On 21 July 2021, the U.S. Alternative Reference Rates Committee (“ARRC”) announced the publication of conventions and use cases for employing Term SOFR, as produced by CME Group, in transitioning loan products away from LIBOR. Although the ARRC has not yet recommended the use of Term SOFR, it published these new resources in anticipation of announcing shortly a formal recommendation for the use of Term SOFR “across financial markets.”

While generally helpful to support a smooth transition, the ARRC noted that Term SOFR will be especially helpful in the business loans market, particularly multi-lender facilities, middle market loans, and trade finance facilities, as well as in limited cases of hedges and securitizations tied to term rates.

The Forward Looking Term SOFR and SOFR Averages (Applied in Advance) Conventions for Syndicated and Bilateral Business Loans (the “Forward Conventions”) apply to both new and legacy loans using in-advance rates, and supplement the in-arrears conventions published by the ARRC in 2020. The different reference sources, day-count conventions, and publication calendars for Term SOFR and SOFR Averages are explained, and recommendations are given regarding key loan conventions. The Forward Conventions include: temporary rate unavailability, holiday and weekend conventions, lookbacks, borrowing notice and interest periods, daycounts, floors, rounding, and compensation for losses. The continuing importance of robust fallback language is emphasized. Spread adjustments for transitioning legacy loans also are discussed.

The companion ARRC Best Practice Recommendations Related to Scope of Use of the Term Rate (the “Use Cases”) are intended to be in line with the Key Principles for recommending a forward-looking term rate that the ARRC announced in April 2021. The Use Cases highlight that the use of Term SOFR “be proportionate to the base of transactions underlying” the rate.
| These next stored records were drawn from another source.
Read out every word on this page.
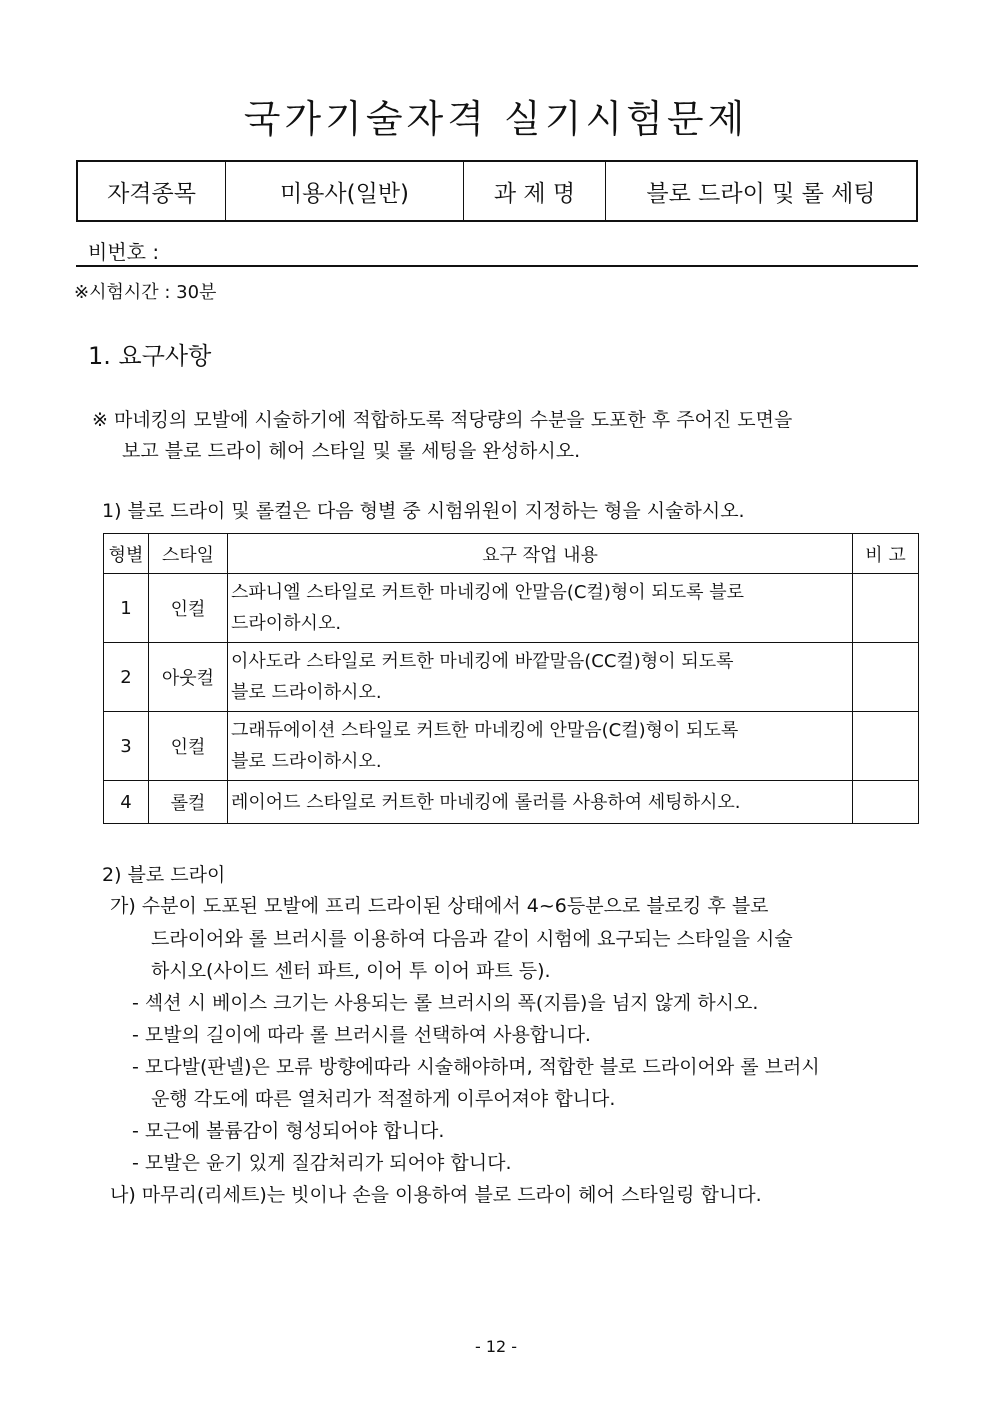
국가기술자격 실기시험문제
자격종목	미용사(일반)	과 제 명	블로 드라이 및 롤 세팅
비번호 :
※시험시간 : 30분
1. 요구사항
※ 마네킹의 모발에 시술하기에 적합하도록 적당량의 수분을 도포한 후 주어진 도면을
보고 블로 드라이 헤어 스타일 및 롤 세팅을 완성하시오.
1) 블로 드라이 및 롤컬은 다음 형별 중 시험위원이 지정하는 형을 시술하시오.
형별	스타일	요구 작업 내용	비 고
1	인컬	스파니엘 스타일로 커트한 마네킹에 안말음(C컬)형이 되도록 블로
드라이하시오.	
2	아웃컬	이사도라 스타일로 커트한 마네킹에 바깥말음(CC컬)형이 되도록
블로 드라이하시오.	
3	인컬	그래듀에이션 스타일로 커트한 마네킹에 안말음(C컬)형이 되도록
블로 드라이하시오.	
4	롤컬	레이어드 스타일로 커트한 마네킹에 롤러를 사용하여 세팅하시오.	
2) 블로 드라이
가) 수분이 도포된 모발에 프리 드라이된 상태에서 4~6등분으로 블로킹 후 블로
드라이어와 롤 브러시를 이용하여 다음과 같이 시험에 요구되는 스타일을 시술
하시오(사이드 센터 파트, 이어 투 이어 파트 등).
- 섹션 시 베이스 크기는 사용되는 롤 브러시의 폭(지름)을 넘지 않게 하시오.
- 모발의 길이에 따라 롤 브러시를 선택하여 사용합니다.
- 모다발(판넬)은 모류 방향에따라 시술해야하며, 적합한 블로 드라이어와 롤 브러시
운행 각도에 따른 열처리가 적절하게 이루어져야 합니다.
- 모근에 볼륨감이 형성되어야 합니다.
- 모발은 윤기 있게 질감처리가 되어야 합니다.
나) 마무리(리세트)는 빗이나 손을 이용하여 블로 드라이 헤어 스타일링 합니다.
- 12 -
They include an acknowledgement that the fallback provisions in legacy contracts that adopted the ARRC’s recommendations all will fall back to Term SOFR, as is expected to the be case for contracts covered by the New York legislative solution (and we note that Alabama has adopted a similar statute and federal legislation is pending), which effects a transition to the rate recommended by the ARRC/Federal Reserve.

In the case of new contracts, the Use Cases acknowledge that the use of overnight and in arrears average SOFR “has proven to be difficult” for some products, and states that the use of Term SOFR is supported by the ARRC for business loans and securitizations that hold term rate-linked assets. However, the Use Cases also state clearly that the use of Term SOFR is not supported for the “vast majority” of derivatives transactions that already reference SOFR compounded in arrears, the market depth of which is “essential to the construction of the SOFR Term Rate over time.”

At its fourth SOFR Symposium on 21 July 2021, the ARRC discussed the Conventions and Use Cases in greater detail and emphasized the key role that the Commodity Futures Trading Commission’s “SOFR First” Transition Initiative—a transition of interdealer swap trading conventions from LIBOR to SOFR that will begin on 26 July 2021—will play in building SOFR liquidity and a deep SOFR market that can support Term SOFR. The ARRC indicated that the successful implementation of “SOFR First” will be a critical component in satisfying its Key Principles and permitting a formal recommendation for the use of Term SOFR. A formal recommendation on Term SOFR, in turn, will be critical to legacy transactions that use the ARRC’s recommended fallback language or can be expected to rely on legislative solutions, as noted in the Use Cases.

With respect to new originations, Term SOFR also is important to segments of the cash market where the applicable interest rate and related payment obligation need to be known up front, including business loans and trade finance. Loans in particular (and products, such as Collateralized Loan Obligations, that incorporate those loans) face complexities relating to revolving credit activity, loan trading, and prepayments that are more easily accommodated with a forward-looking term rate. The Symposium panel also noted that Term SOFR and advance SOFR Averages can benefit smaller market participants by providing less complex choices that can work for them operationally.

The Symposium closed by reiterating that 26 July 2021 represents a very important “collective deliverable” that will enable the availability of Term SOFR to the parts of the market that need it to complete a smooth transition away from LIBOR. The ARRC has stated that the proposed changes to interdealer trading conventions effected by the “SOFR First” initiative would satisfy the Key Principle relating to “visible progress to deepen SOFR-linked derivatives liquidity.” As a result, the ARRC has indicated that the successful implementation of “SOFR First” should allow the ARRC to formally recommend Term SOFR shortly after 26 July 2021.